Selain itu, Asta Cita ke-4 dan ke-8 juga menjadi perhatian utama, yang menitikberatkan pada penguatan pembangunan sumber daya manusia serta penyelarasan kehidupan yang harmonis dengan lingkungan. Di tingkat desa, misi tersebut diterjemahkan melalui program penguatan kapasitas SDM, peningkatan kualitas hidup masyarakat desa, fasilitasi peningkatan kapasitas aparatur pemerintah desa, serta pengawalan konvergensi percepatan penurunan stunting.
Sementara itu, Kepala DPMD Kabupaten Banjar, Hafizh Anshari, mencatat sejumlah poin strategis yang disampaikan oleh Kadis PMD Provinsi Kalimantan Selatan untuk kemudian dirumuskan dan diimplementasikan pada desa-desa di Kabupaten Banjar.
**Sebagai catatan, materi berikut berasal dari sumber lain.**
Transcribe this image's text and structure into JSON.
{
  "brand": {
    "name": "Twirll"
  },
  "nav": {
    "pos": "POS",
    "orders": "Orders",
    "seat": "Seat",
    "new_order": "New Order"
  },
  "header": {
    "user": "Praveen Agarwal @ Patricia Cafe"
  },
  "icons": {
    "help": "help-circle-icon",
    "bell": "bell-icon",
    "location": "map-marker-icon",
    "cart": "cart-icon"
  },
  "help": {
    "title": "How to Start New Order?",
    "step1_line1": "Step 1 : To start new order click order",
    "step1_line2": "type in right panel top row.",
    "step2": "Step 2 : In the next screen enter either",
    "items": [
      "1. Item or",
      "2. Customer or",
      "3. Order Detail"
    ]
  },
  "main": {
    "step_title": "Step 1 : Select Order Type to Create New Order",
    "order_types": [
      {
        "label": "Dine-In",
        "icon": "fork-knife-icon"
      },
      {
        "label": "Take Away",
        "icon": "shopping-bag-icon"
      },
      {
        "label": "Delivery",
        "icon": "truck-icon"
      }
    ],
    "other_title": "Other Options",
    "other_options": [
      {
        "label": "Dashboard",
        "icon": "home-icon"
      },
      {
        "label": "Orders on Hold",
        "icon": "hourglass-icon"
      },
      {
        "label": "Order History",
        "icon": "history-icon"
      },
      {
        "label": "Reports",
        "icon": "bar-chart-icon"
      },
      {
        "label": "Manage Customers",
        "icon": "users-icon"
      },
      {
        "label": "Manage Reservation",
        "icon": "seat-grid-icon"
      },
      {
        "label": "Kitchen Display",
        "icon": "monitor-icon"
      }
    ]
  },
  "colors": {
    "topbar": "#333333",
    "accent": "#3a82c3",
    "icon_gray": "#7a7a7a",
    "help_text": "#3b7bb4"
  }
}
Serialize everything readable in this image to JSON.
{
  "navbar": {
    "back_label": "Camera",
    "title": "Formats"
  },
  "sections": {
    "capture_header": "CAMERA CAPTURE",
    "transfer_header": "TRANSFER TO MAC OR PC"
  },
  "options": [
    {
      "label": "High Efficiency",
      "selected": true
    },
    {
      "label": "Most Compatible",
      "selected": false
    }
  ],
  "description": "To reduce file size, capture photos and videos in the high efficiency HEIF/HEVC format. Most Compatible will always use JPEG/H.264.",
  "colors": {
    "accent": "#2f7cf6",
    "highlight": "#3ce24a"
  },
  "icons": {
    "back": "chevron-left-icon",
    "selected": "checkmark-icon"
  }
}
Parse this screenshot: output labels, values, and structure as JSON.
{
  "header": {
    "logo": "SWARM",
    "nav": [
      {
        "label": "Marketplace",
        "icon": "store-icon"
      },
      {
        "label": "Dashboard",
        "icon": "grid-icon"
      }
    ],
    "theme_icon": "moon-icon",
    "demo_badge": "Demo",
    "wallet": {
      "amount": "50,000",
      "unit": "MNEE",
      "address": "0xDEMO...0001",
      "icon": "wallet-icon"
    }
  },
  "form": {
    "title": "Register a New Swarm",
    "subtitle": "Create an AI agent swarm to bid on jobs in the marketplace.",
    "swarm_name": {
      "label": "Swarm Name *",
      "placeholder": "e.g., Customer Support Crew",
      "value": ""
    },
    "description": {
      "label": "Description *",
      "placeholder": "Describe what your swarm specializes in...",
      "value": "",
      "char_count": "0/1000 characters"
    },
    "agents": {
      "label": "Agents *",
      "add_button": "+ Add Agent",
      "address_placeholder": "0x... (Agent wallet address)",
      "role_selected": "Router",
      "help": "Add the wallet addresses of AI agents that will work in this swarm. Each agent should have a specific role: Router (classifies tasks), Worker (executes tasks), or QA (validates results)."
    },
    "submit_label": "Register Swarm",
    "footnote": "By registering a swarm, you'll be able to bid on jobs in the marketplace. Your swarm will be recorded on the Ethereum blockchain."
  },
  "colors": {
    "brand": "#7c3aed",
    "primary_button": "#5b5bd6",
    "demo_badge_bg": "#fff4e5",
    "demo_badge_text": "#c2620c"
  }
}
Menurutnya, sinkronisasi perencanaan menjadi kunci utama agar program pembangunan desa benar-benar berdampak nyata.
Ia merinci tiga fokus utama yang perlu menjadi perhatian bersama. Pertama, sinkronisasi dan presisi perencanaan, dengan memastikan tidak ada program yang tumpang tindih antara provinsi dan kabupaten/kota, serta indikator kinerja yang terukur sehingga pelaporan akhir tahun tidak sekadar administratif, melainkan mencerminkan dampak riil bagi masyarakat desa.
Kedua, transformasi ekonomi dan kelembagaan desa, melalui strategi penguatan dan sinergi antara Badan Usaha Milik Desa (BUMDes) dan Koperasi Desa Merah Putih (KopDes Merah Putih). Sinergi ini diharapkan mampu meningkatkan Pendapatan Asli Desa (PADes), memperkuat rantai pasok pangan, serta mendorong kesejahteraan warga desa secara berkelanjutan.
Ketiga, peningkatan kapasitas pemerintah desa, mengingat pambakal dan perangkat desa merupakan ujung tombak pembangunan yang harus didukung dengan kemampuan tata kelola yang transparan, profesional, dan akuntabel.
“Alhamdulillah, Kalimantan Selatan menunjukkan tren yang sangat positif. Indeks Desa (ID) Provinsi Kalimantan Selatan saat ini berada pada posisi ke-5 secara nasional. Ini harus kita jaga dan tingkatkan bersama melalui perencanaan yang presisi dan kolaboratif,” ungkap Hafizh Anshari.
Forum Perangkat Daerah PMD Tahun 2027 ini juga dihadiri oleh berbagai pemangku kepentingan strategis, di antaranya Biro Perencanaan dan Kerja Sama Kementerian Desa Pembangunan Daerah Tertinggal dan Transmigrasi yang hadir secara daring melalui Zoom, Ketua Komisi I DPRD Provinsi Kalimantan Selatan, Kepala Bappeda Provinsi Kalimantan Selatan, Kepala Dinas PMD Kabupaten/Kota se-Kalsel, perwakilan SKPD terkait, akademisi, tenaga ahli, serta unsur PKK.
Melalui forum ini, diharapkan terbangun sinergi kebijakan yang kuat lintas level pemerintahan, sehingga pembangunan desa di Kalimantan Selatan, khususnya di Kabupaten Banjar, semakin terarah, berdaya saing, dan mampu meningkatkan kesejahteraan masyarakat desa secara berkelanjutan.